I ask myself this often. There is very little difference between a PowerShell v5 class and a PSCustomObject at this point. Method functionality can be duplicated with ScriptMethod properties. You can set arbitrary type names on PSCustomObject with the use of PSTypeName. You can set custom object types as output types for functions. You can even filter for them in Param blocks. You can use ScriptProperty on either and you can even create hidden properties on PSCustomObject.

The one thing that classes offer over a PSCustomObject at this point is the strict type casting of properties. At least, I haven’t discovered how to duplicate this functionality with a PSCustomObject, but it may exist. Another plus for classes is the ability to explicitly document, via code, what the structure of the object looks like. Since a PSCustomObject is somewhat like an amorphous blob that is defined at creation, it can create problems if you are not strictly controlling how they are created or are creating them in more than one section of code. And finally, using PowerShell v5 classes for class based resources in DSC is an extremely good use case.

But, if you have any kind of version issues or are wanting to use classes in modules, be aware of the issue they cause.

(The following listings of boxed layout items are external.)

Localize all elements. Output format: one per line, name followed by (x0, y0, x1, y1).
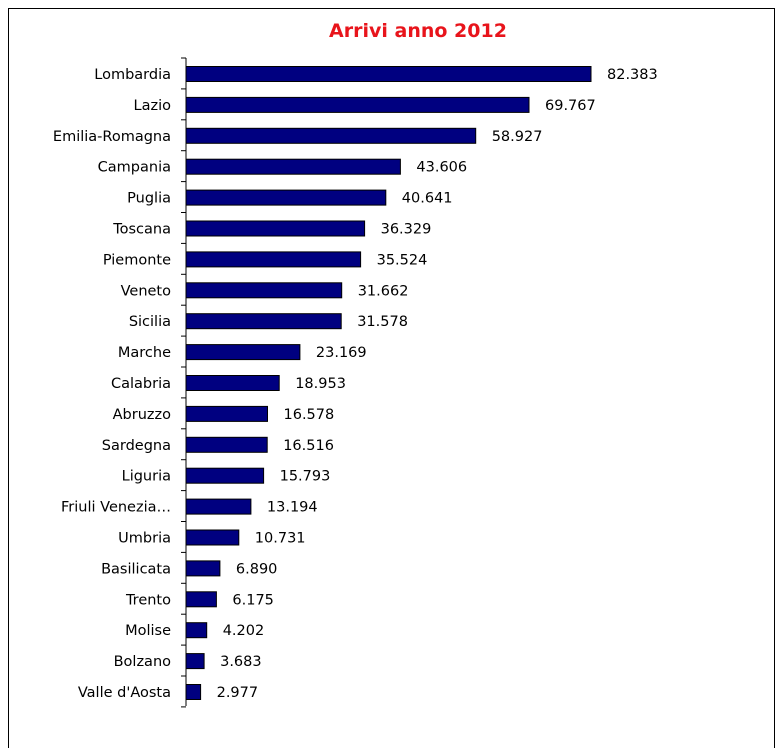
value-label: 82.383 (607, 67, 658, 83)
category-label: Veneto (121, 283, 172, 299)
category-label: Molise (125, 623, 171, 639)
category-label: Trento (125, 592, 171, 608)
y-axis-group (181, 57, 187, 708)
category-label: Bolzano (114, 654, 172, 670)
category-label: Lombardia (94, 67, 171, 83)
bar (185, 158, 401, 175)
bar (185, 684, 202, 700)
category-label: Abruzzo (113, 407, 171, 423)
value-label: 4.202 (223, 623, 265, 639)
value-label: 2.977 (217, 685, 259, 701)
category-label: Sardegna (102, 438, 171, 454)
bar (185, 375, 280, 391)
bars-group (185, 66, 592, 700)
chart-title: Arrivi anno 2012 (329, 20, 507, 42)
bar (185, 498, 252, 515)
category-label: Sicilia (129, 314, 171, 330)
category-label: Basilicata (101, 561, 171, 577)
value-label: 16.578 (284, 407, 335, 423)
value-label: 40.641 (402, 191, 453, 207)
category-label: Marche (118, 345, 171, 361)
category-label: Friuli Venezia… (61, 500, 171, 516)
value-label: 36.329 (381, 222, 432, 238)
value-label: 10.731 (255, 531, 306, 547)
value-label: 69.767 (545, 98, 596, 114)
bar (185, 622, 208, 639)
bar (185, 282, 343, 299)
category-label: Calabria (111, 376, 171, 392)
bar (185, 313, 342, 330)
category-labels-group: Lombardia Lazio Emilia-Romagna Campania Pugl… (53, 67, 171, 701)
value-label: 15.793 (280, 469, 331, 485)
bar (185, 127, 477, 144)
value-label: 58.927 (492, 129, 543, 145)
category-label: Umbria (118, 531, 171, 547)
value-label: 31.578 (357, 314, 408, 330)
category-label: Toscana (112, 222, 171, 238)
category-label: Piemonte (103, 252, 171, 268)
value-label: 3.683 (220, 654, 262, 670)
bar (185, 591, 217, 608)
bar (185, 405, 268, 422)
value-label: 6.890 (236, 561, 278, 577)
bar (185, 529, 240, 546)
value-label: 31.662 (358, 283, 409, 299)
bar (185, 66, 592, 82)
value-label: 43.606 (416, 160, 467, 176)
bar (185, 344, 301, 361)
category-label: Liguria (122, 469, 171, 485)
value-label: 35.524 (377, 252, 428, 268)
bar (185, 467, 265, 484)
bar (185, 96, 530, 113)
bar (185, 653, 205, 670)
category-label: Campania (98, 160, 171, 176)
category-label: Lazio (134, 98, 172, 114)
value-label: 23.169 (316, 345, 367, 361)
bar (185, 560, 221, 577)
bar (185, 251, 362, 268)
category-label: Emilia-Romagna (53, 129, 171, 145)
value-label: 16.516 (283, 438, 334, 454)
value-label: 13.194 (267, 500, 318, 516)
bar (185, 189, 387, 206)
bar (185, 436, 268, 453)
category-label: Puglia (127, 191, 171, 207)
value-label: 6.175 (232, 592, 274, 608)
bar (185, 220, 366, 237)
category-label: Valle d'Aosta (78, 685, 171, 701)
value-label: 18.953 (295, 376, 346, 392)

I know that the PowerShell developers have many valid reasons for not implementing all the features I’m whining about here. I’m also not saying everyone should abandon classes. But, I am suggesting that it is not yet time for us to all jump on the class bandwagon. I have hopes that classes will improve in future versions and maybe some of the features lacking now will be added. There were other technical issues with classes I didn’t mention here because they are already slated to be fixed in upcoming versions. It is apparent that the devs care about the classes and won’t leave them feeble for long. But, for now, we should probably stop recommending classes all the time. I understand that they are sexy and new and everyone wants to play with the new toy. I just don’t think we are there yet.